Attorney General Bonta Holds Skilled Nursing Facility Chain Accountable for Misrepresenting its Quality of Care and Putting Patients at Risk
OAKLAND – California Attorney General Rob Bonta filed a lawsuit against Sweetwater Care (Sweetwater), a San Diego-based operator of skilled nursing facilities (SNFs). The lawsuit, which pertains to Sweetwater’s 19 California skilled nursing facilities, alleges that Sweetwater violated California law, specifically the Unfair Competition Law, due to their failure to meet statutory minimum staffing levels and to protect California residents under its care. This failure led to delayed care and critical oversights, resulting in severe harm to patients who depended on timely medical attention. The lawsuit also highlights that while Sweetwater received significant payments from Medi-Cal, the chain engaged in a pattern of violations of California law and regulations related to minimum skilled nursing facility staffing.
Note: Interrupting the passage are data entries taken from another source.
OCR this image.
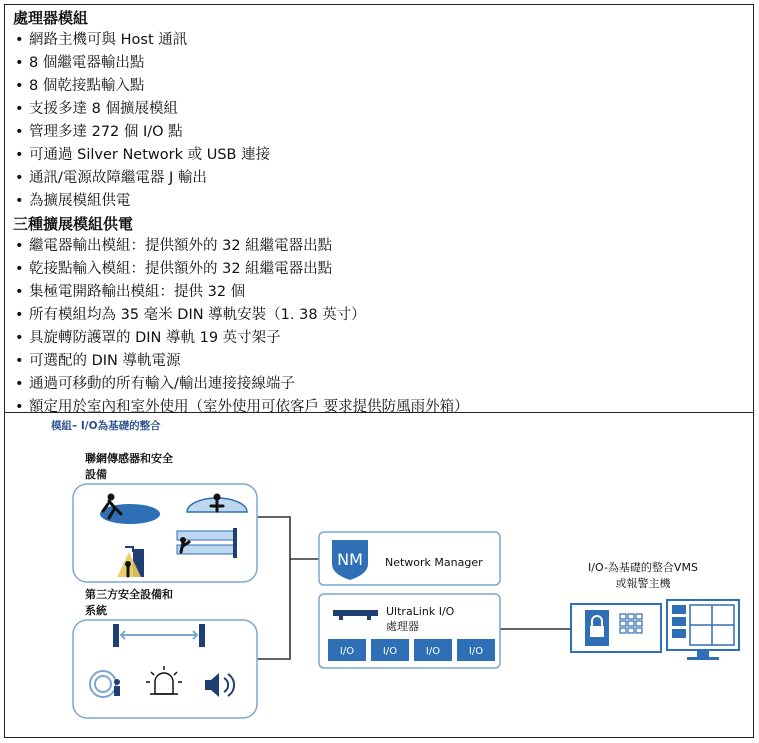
處理器模組
• 網路主機可與 Host 通訊
• 8 個繼電器輸出點
• 8 個乾接點輸入點
• 支援多達 8 個擴展模組
• 管理多達 272 個 I/O 點
• 可通過 Silver Network 或 USB 連接
• 通訊/電源故障繼電器 J 輸出
• 為擴展模組供電
三種擴展模組供電
• 繼電器輸出模組：提供額外的 32 組繼電器出點
• 乾接點輸入模組：提供額外的 32 組繼電器出點
• 集極電開路輸出模組：提供 32 個
• 所有模組均為 35 毫米 DIN 導軌安裝（1. 38 英寸）
• 具旋轉防護罩的 DIN 導軌 19 英寸架子
• 可選配的 DIN 導軌電源
• 通過可移動的所有輸入/輸出連接接線端子
• 額定用於室內和室外使用（室外使用可依客戶 要求提供防風雨外箱）
模組– I/O為基礎的整合
聯網傳感器和安全
設備
第三方安全設備和
系統
NM Network Manager
UltraLink I/O
處理器
I/O	I/O	I/O	I/O
I/O-為基礎的整合VMS
或報警主機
“Sweetwater and its skilled nursing facilities violated the law and betrayed the trust of communities by failing to safeguard the health and safety of its residents. This is simply unacceptable,” said Attorney General Bonta. “The California Department of Justice will step in whenever the well-being of patients is at stake. With today’s lawsuit, we are holding Sweetwater accountable for breaking the law by understaffing its facilities and leaving residents vulnerable to serious neglect and injuries. No one is above the law, and our vulnerable patients deserve nothing less than dignity, safety, and high-quality care.”
The California Department of Justice (DOJ)’s Division of Medi-Cal Fraud and Elder Abuse (DMFEA)’s investigation found that Sweetwater was engaging in a pattern of unlawful conduct leading to associated patient harm, preventable neglect, abuse, and injuries. From 2020 through 2024, Sweetwater SNFs were staffed below California minimum staffing levels in over 14,126 instances. This unlawful level of understaffing led to patients at Sweetwater’s SNFs being exposed to preventable neglect, abuse, and injuries including fractured bones that went days without assessment or medical care, patients with head trauma leaving the facility unbeknownst to staff, unwitnessed falls, pressure injuries so severe that a patient’s hip bone was visible, medical emergencies that were not timely assessed or responded to, and patients being left for hours and overnight in soiled diapers because staff were too few or unwilling to provide care. The investigation also revealed that Sweetwater extracted over $31 million as “profit” or “management fees” instead of using those dollars to provide the legally required staffing to meet minimum nursing staff levels.
The California Department of Justice is alleging Sweetwater violated California’s Unfair Competition Law in its lawsuit. The DOJ is also seeking remedies including civil monetary penalties, injunctive relief to prevent violations of California laws and regulations, the installation of a receiver or compliance monitor, and costs of suit.
Pursuant to California’s Unfair Competition Law, Defendants are potentially liable for a civil penalty of up to $2,500 for each violation. That penalty may be doubled for each violation perpetrated against a senior citizen or disabled person.
DMFEA works to protect Californians by investigating and prosecuting those responsible for abuse, neglect, and fraud committed against elderly and dependent adults in the state, and those who perpetrate fraud on the Medi-Cal program.
The Division of Medi-Cal Fraud and Elder Abuse receives 75 percent of its funding from the U.S. Department of Health and Human Services under a grant award totaling $69,244,976 for Federal fiscal year (FY) 2025. The remaining 25 percent is funded by the State of California. FY 2025 is from October 1, 2024, through September 30, 2025.
A link to a copy of the complaint as filed with the court will be provided once available.